You'll need two indexes on that date column... one will be Function Based as OMG suggests. It will look like this:
NVL(Date_finished, TO_DATE('01-JAN-9999'))
So to find unfinished jobs you'll have to make sure to write the where clause correctly
It will look like this:
WHERE
NVL(Date_finished, TO_DATE('01-JAN-9999')) = TO_DATE('01-JAN-9999')
Yep. That's so clear. It's completely better than
WHERE
IS_Unfinished = 'YES'
The reason you'll want to have a second index on the same column is for EVERY OTHER query on that date... you won't want to use that index for finding jobs by date.
So let's see what you've accomplish with OMG's suggestion et al.
You've used more space, you've obfuscated the meaning of the data, you've made errors more likely... WINNER!

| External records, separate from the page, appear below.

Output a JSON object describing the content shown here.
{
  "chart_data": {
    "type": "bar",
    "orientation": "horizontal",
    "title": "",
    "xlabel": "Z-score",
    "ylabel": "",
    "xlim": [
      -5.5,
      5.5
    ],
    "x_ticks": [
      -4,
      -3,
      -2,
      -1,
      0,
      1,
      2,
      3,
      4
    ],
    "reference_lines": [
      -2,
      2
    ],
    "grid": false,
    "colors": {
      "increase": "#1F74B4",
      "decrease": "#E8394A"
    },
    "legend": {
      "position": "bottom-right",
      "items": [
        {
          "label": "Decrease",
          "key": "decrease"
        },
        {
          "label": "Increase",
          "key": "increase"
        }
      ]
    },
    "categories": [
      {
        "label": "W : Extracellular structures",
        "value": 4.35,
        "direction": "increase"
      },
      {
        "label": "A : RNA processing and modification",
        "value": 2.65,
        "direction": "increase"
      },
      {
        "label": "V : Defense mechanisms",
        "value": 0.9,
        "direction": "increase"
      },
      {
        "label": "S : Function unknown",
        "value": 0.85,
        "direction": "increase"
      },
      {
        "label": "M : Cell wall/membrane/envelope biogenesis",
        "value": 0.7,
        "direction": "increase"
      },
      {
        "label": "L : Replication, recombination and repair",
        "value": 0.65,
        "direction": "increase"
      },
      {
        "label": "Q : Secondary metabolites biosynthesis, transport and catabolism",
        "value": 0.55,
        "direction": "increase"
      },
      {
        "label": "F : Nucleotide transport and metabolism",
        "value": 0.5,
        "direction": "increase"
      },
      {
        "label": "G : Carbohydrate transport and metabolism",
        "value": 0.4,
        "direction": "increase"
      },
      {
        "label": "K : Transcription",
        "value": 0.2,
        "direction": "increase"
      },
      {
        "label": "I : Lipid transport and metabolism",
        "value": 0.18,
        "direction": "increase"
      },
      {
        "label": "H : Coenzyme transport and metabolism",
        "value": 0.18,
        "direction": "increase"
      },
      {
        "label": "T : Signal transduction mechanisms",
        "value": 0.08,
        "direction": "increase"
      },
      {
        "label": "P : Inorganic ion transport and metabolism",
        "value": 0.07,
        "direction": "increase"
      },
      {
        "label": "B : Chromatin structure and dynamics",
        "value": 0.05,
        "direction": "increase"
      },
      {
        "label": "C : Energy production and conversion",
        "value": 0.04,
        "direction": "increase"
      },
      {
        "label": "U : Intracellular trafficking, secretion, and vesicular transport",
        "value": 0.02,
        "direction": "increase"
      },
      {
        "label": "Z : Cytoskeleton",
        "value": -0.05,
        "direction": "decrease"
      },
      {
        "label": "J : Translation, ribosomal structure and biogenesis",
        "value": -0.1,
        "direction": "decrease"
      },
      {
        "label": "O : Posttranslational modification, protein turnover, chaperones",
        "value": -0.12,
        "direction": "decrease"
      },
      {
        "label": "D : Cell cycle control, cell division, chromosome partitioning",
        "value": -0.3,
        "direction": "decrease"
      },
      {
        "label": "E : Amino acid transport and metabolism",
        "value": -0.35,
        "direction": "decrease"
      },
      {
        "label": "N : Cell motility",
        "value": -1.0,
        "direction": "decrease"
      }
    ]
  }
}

Sometime it seems programmers are still living in the 70's when a MB of hard drive space was a down payment on a house.
You can be space efficient about this without giving up a lot of clarity. Make the Is_unfinished either Y or NULL... IF you will only use that column to find 'work to do'. This will keep that index compact. It will only be as big as rows which are unfinished (in this way you exploit the unindexed nulls instead of being screwed by it). You put a little bit of space in your table, but over all it's less than the FBI. You need 1 byte for the column and you'll only index the unfinished rows so that' a small fraction of job and probably stays pretty constant. The FBI will need 7 bytes for EVERY ROW whether you're trying to find them or not. That index will keep pace with the size of the table, not just the size of the unfinished jobs.
Reply to the comment by OMG
In his/her comment he/she states that to find unfinished jobs you'd just use
WHERE date_finished IS NULL
But in his answer he says
You can create a function based index in order to get around the NULL values not being indexed
If you follow the link he points you toward, using NVL to replace null values with some other arbitrary value then I'm not sure what else there is to explain.